In 1974 he published a system of axioms of set theory that was an alternative to the Zermelo-Fraenkel system ( Scott's system of axioms ).

He also worked on category theory and topology .

Scott was a Sloan Research Fellow from 1963 to 1965 and a Guggenheim Fellow Visiting Scientist at the Xerox PARC (Palo Alto Research Center) from 1978/79 . In 2003 he was a visiting researcher at the Humboldt Foundation in Munich. He is an honorary doctor of the Universities of Utrecht , Edinburgh , Ljubljana and the TH Darmstadt (1995).
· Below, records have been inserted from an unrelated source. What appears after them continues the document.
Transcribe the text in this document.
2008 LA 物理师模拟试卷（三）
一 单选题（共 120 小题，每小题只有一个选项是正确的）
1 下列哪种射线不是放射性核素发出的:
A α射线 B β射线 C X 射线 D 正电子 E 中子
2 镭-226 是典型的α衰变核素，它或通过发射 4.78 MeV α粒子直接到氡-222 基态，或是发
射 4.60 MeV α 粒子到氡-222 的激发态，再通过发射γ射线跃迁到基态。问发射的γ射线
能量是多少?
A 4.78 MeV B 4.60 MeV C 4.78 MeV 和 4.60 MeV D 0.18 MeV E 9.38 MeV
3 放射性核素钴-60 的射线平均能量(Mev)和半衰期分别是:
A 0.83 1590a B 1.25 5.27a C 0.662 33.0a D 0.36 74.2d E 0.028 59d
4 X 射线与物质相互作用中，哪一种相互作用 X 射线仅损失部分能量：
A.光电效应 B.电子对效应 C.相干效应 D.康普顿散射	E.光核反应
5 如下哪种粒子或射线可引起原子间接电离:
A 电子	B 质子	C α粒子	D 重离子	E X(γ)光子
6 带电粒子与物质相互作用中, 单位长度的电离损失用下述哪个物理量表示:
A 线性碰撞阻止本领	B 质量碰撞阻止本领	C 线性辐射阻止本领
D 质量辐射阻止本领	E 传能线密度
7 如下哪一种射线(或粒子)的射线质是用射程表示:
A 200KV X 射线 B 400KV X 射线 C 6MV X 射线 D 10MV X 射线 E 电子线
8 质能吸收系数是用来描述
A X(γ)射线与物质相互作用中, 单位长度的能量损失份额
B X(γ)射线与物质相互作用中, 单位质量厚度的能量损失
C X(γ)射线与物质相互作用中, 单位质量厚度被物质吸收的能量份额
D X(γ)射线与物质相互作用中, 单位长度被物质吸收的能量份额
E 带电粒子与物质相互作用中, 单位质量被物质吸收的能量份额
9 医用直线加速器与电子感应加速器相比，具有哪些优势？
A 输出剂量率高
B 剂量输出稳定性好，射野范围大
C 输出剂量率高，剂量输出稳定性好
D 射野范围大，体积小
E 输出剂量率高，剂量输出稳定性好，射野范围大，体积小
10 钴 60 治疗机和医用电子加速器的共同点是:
He is a member of the US National Academy of Sciences , the American Academy of Arts and Sciences , the American Association for the Advancement of Science , the British Academy , the Finnish since 1972 and the New York Academy of Sciences and Academia Europaea . He is a Fellow of the ACM . In 2001 he received the Bolzano Medal of the Czech Academy of Sciences . In 1989 he gave the first Tarski Lectures in Berkeley, and in 1991 the second Gödel Lecture . In 2007 he received the EATCS Award . He is a fellow of the American Mathematical Society .

Scott co-founded - group for Mathematical Logic , dedicated to the publication of the book series Perspectives in Mathematical Logic busy.

He is married to the pianist Irene Schreier, who also teaches at Carnegie Mellon University.